After what seemed like an eternity of nightmarish construction on Manhattan’s Upper East Side, the Second Avenue Subway has finally opened! There are four subway stations (the latter three being brand new stations): 63rd Street and Lexington Avenue, 72nd Street and Second Avenue, 86th Street and Second Avenue and 96th Street and Second Avenue.
I got on the Q train at 63rd Street – the train was packed. The faces unhappy. At first, the experience didn’t feel any different from any other subway experience.
But as I came up the stairs, I saw the new station. It’s pretty cool.

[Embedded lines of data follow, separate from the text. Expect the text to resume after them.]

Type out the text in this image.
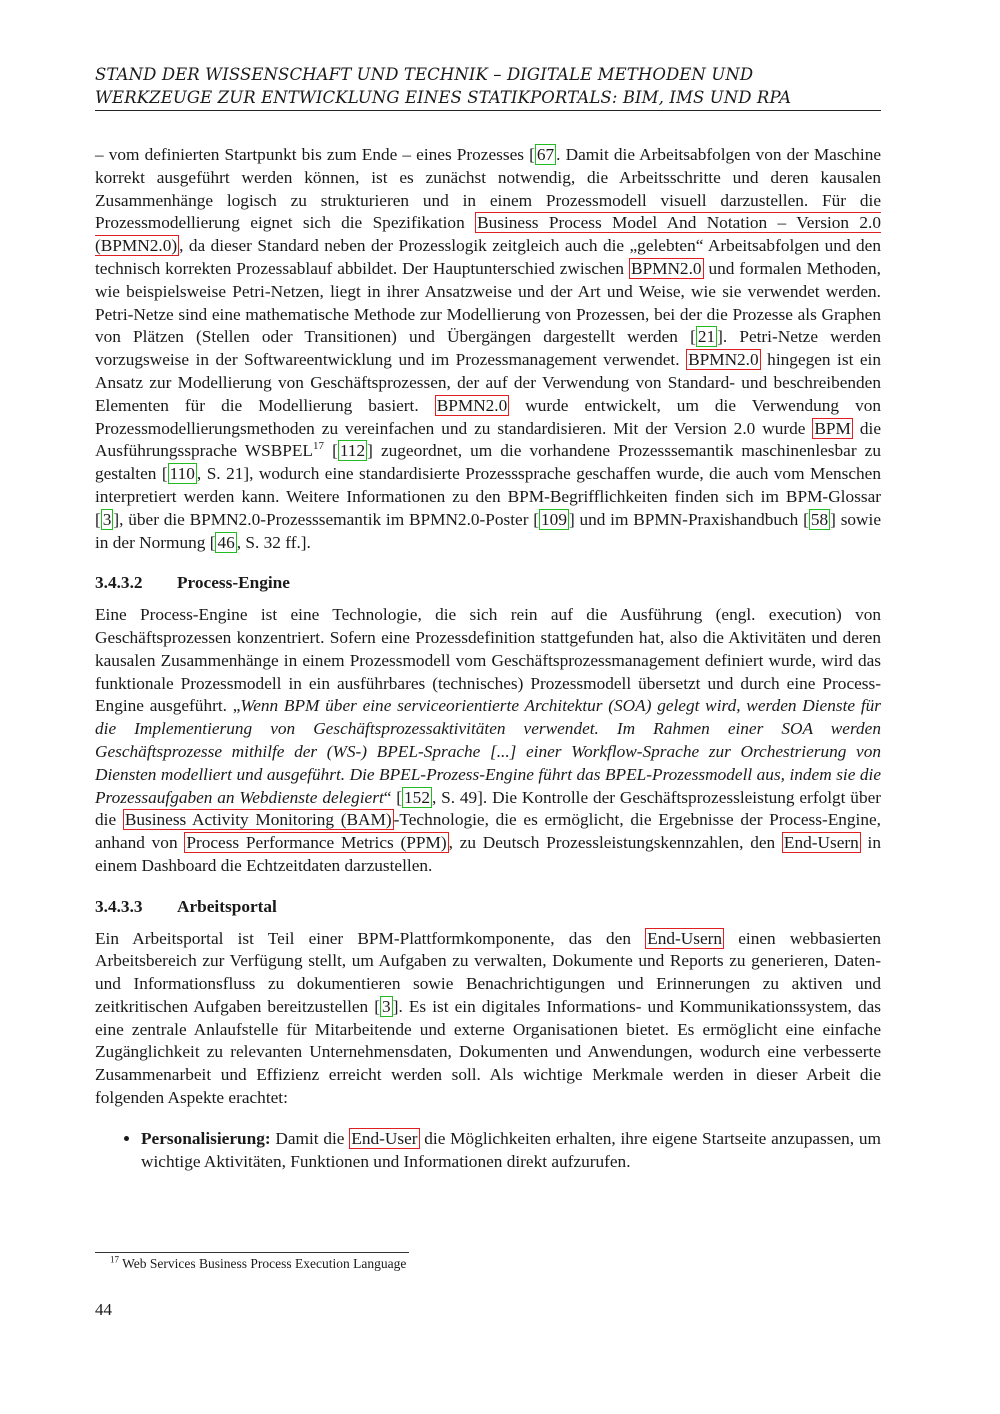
STAND DER WISSENSCHAFT UND TECHNIK – DIGITALE METHODEN UND
WERKZEUGE ZUR ENTWICKLUNG EINES STATIKPORTALS: BIM, IMS UND RPA

– vom definierten Startpunkt bis zum Ende – eines Prozesses [ 67 . Damit die Arbeitsabfolgen von der Maschine korrekt ausgeführt werden können, ist es zunächst notwendig, die Arbeitsschritte und deren kausalen Zusammenhänge logisch zu strukturieren und in einem Prozessmodell visuell darzustellen. Für die Prozessmodellierung eignet sich die Spezifikation Business Process Model And Notation – Version 2.0 (BPMN2.0) , da dieser Standard neben der Prozesslogik zeitgleich auch die „gelebten“ Arbeitsabfolgen und den technisch korrekten Prozessablauf abbildet. Der Hauptunterschied zwischen BPMN2.0 und formalen Methoden, wie beispielsweise Petri-Netzen, liegt in ihrer Ansatzweise und der Art und Weise, wie sie verwendet werden. Petri-Netze sind eine mathematische Methode zur Modellierung von Prozessen, bei der die Prozesse als Graphen von Plätzen (Stellen oder Transitionen) und Übergängen dargestellt werden [ 21 ]. Petri-Netze werden vorzugsweise in der Softwareentwicklung und im Prozessmanagement verwendet. BPMN2.0 hingegen ist ein Ansatz zur Modellierung von Geschäftsprozessen, der auf der Verwendung von Standard- und beschreibenden Elementen für die Modellierung basiert. BPMN2.0 wurde entwickelt, um die Verwendung von Prozessmodellierungsmethoden zu vereinfachen und zu standardisieren. Mit der Version 2.0 wurde BPM die Ausführungssprache WSBPEL$^{17}$ [ 112 ] zugeordnet, um die vorhandene Prozesssemantik maschinenlesbar zu gestalten [ 110 , S. 21], wodurch eine standardisierte Prozesssprache geschaffen wurde, die auch vom Menschen interpretiert werden kann. Weitere Informationen zu den BPM-Begrifflichkeiten finden sich im BPM-Glossar [ 3 ], über die BPMN2.0-Prozesssemantik im BPMN2.0-Poster [ 109 ] und im BPMN-Praxishandbuch [ 58 ] sowie in der Normung [ 46 , S. 32 ff.].

3.4.3.2 Process-Engine

Eine Process-Engine ist eine Technologie, die sich rein auf die Ausführung (engl. execution) von Geschäftsprozessen konzentriert. Sofern eine Prozessdefinition stattgefunden hat, also die Aktivitäten und deren kausalen Zusammenhänge in einem Prozessmodell vom Geschäftsprozessmanagement definiert wurde, wird das funktionale Prozessmodell in ein ausführbares (technisches) Prozessmodell übersetzt und durch eine Process-Engine ausgeführt. „Wenn BPM über eine serviceorientierte Architektur (SOA) gelegt wird, werden Dienste für die Implementierung von Geschäftsprozessaktivitäten verwendet. Im Rahmen einer SOA werden Geschäftsprozesse mithilfe der (WS-) BPEL-Sprache [...] einer Workflow-Sprache zur Orchestrierung von Diensten modelliert und ausgeführt. Die BPEL-Prozess-Engine führt das BPEL-Prozessmodell aus, indem sie die Prozessaufgaben an Webdienste delegiert“ [ 152 , S. 49]. Die Kontrolle der Geschäftsprozessleistung erfolgt über die Business Activity Monitoring (BAM) -Technologie, die es ermöglicht, die Ergebnisse der Process-Engine, anhand von Process Performance Metrics (PPM) , zu Deutsch Prozessleistungskennzahlen, den End-Usern in einem Dashboard die Echtzeitdaten darzustellen.

3.4.3.3 Arbeitsportal

Ein Arbeitsportal ist Teil einer BPM-Plattformkomponente, das den End-Usern einen webbasierten Arbeitsbereich zur Verfügung stellt, um Aufgaben zu verwalten, Dokumente und Reports zu generieren, Daten- und Informationsfluss zu dokumentieren sowie Benachrichtigungen und Erinnerungen zu aktiven und zeitkritischen Aufgaben bereitzustellen [ 3 ]. Es ist ein digitales Informations- und Kommunikationssystem, das eine zentrale Anlaufstelle für Mitarbeitende und externe Organisationen bietet. Es ermöglicht eine einfache Zugänglichkeit zu relevanten Unternehmensdaten, Dokumenten und Anwendungen, wodurch eine verbesserte Zusammenarbeit und Effizienz erreicht werden soll. Als wichtige Merkmale werden in dieser Arbeit die folgenden Aspekte erachtet:

• Personalisierung: Damit die End-User die Möglichkeiten erhalten, ihre eigene Startseite anzupassen, um wichtige Aktivitäten, Funktionen und Informationen direkt aufzurufen.
$^{17}$ Web Services Business Process Execution Language
44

Each of the four new stations has it’s own artwork.
Whenever I visit modern art museums or a modern art wing at an art museum, I am taken aback by the works of Chuck Close. I am always struck by the huger-than-life face, made out of circles, or tiles or mosaics, that looks incredibly real. In fact, I always look at the face an extra moment or two because invariably it looks like someone famous. That’s because it usually is someone famous.
Yesterday, when I visited the 86th Street Station of the Second Avenue Subway, I was pleased to see the art of Chuck Close and his many big faces looking back at me.
Among others, the Chuck Close portraits exhibited at the 86th Street Subway Station are of iconic New Yorkers: musician Lou Reed, composer Philip Glass, artist Zhang Huan, photographer Cindy Sherman, artist Kara Walker, artist Cecily Brown, and artist Alex Katz, to name a few, as well as a self-portrait or two.